In his deposition, Smith testified that he also had been diagnosed with Tourette's Syndrome ("TS") at some point in the past, though he cannot remember when that diagnosis took place. When asked if he has TS, Smith responded, "I think I have some, yes." This hardly appears to be enough to create a fact issue as to whether Smith actually has TS. Further, Smith's own legal arguments regarding his alleged disability center almost exclusively on his diagnosis of OCD. However, even if one assumes that Smith is afflicted with TS, that would not alter the Court's decision in this case because Smith has failed to come forward with any evidence demonstrating that his TS, either alone or in conjunction with OCD, substantially limits him in a major life activity.

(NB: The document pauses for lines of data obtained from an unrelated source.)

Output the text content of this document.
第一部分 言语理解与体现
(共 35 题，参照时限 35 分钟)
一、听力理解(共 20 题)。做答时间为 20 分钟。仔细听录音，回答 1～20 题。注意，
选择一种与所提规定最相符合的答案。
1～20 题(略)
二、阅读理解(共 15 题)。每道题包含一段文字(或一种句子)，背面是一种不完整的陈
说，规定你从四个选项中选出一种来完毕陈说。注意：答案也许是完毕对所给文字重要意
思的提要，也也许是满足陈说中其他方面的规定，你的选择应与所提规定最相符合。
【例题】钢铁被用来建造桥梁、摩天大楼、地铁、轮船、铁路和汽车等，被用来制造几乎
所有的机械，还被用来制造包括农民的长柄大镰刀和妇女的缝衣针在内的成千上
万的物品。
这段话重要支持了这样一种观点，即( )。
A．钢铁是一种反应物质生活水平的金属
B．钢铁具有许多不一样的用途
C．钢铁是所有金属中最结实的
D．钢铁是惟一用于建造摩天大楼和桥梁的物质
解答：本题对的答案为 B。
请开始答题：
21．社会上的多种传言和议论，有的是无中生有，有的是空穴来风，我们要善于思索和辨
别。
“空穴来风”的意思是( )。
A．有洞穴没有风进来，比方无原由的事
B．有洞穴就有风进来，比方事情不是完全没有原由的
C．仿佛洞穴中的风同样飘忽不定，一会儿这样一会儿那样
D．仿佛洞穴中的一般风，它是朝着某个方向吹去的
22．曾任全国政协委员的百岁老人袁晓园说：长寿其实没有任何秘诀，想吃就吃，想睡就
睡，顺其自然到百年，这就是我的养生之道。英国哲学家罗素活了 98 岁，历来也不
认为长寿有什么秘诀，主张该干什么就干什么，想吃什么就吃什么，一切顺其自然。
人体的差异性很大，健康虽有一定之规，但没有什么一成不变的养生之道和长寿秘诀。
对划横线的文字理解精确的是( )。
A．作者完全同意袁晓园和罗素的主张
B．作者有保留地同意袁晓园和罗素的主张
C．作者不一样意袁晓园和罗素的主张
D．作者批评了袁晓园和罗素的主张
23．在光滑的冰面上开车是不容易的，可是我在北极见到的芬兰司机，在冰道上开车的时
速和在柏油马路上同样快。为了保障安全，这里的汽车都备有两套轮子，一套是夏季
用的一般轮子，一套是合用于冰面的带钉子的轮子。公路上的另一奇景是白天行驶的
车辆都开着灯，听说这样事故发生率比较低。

The two unreported district court cases that Smith cites, Purcell v. Pennsylvania Dept. of Corrections, 1998 WL 10236 (E.D. Pa. Jan. 9, 1998) (describing the medical evidence regarding plaintiff's TS symptoms and the way in which they interfered with his daily life) and Lanci v. Arthur Andersen, LLP, 2000 WL 329226 (S.D.N.Y. Mar. 29, 2000) (same), are easily distinguishable because in those cases the plaintiffs came forward with sufficient evidence of the manner and extent to which their TS affected their major life activities in order to create a genuine fact issue on disability. Smith has failed to do that.
1. Caring for himself
"Caring for one's self `encompasses normal activities of daily living; including feeding oneself, driving, grooming, and cleaning home.'" Holt v. Grand Lake Mental Health Ctr., Inc., 443 F.3d 762, 767 (10th Cir. 2006) (quoting Reg'l Econ. Cmty. Action Program, Inc. v. City of Middletown, 294 F.3d 35, 47 (2d Cir. 2002)). In support of his argument that he is substantially limited in caring for himself, Smith points to his deposition testimony in which he states that, due to his OCD, he has "a germ problem" and he does not want other people touching his things. In addition, he repeats certain tasks over and over, such as checking water faucets and doors and washing his hands. Finally, he points to testimony in which opposing counsel asked whether Smith's ability to comprehend and analyze information was affected by OCD. Smith responded affirmatively, but he stated that it was because he performs rituals when he is under stress and time tested, and therefore he is not thinking about the new material he is working on, but rather about his OCD. He then admitted that he was not sure if a medical health professional had ever told him that OCD affects his ability to comprehend and analyze information. This is the sum total of the evidence Smith has presented regarding his alleged limitations in caring for himself.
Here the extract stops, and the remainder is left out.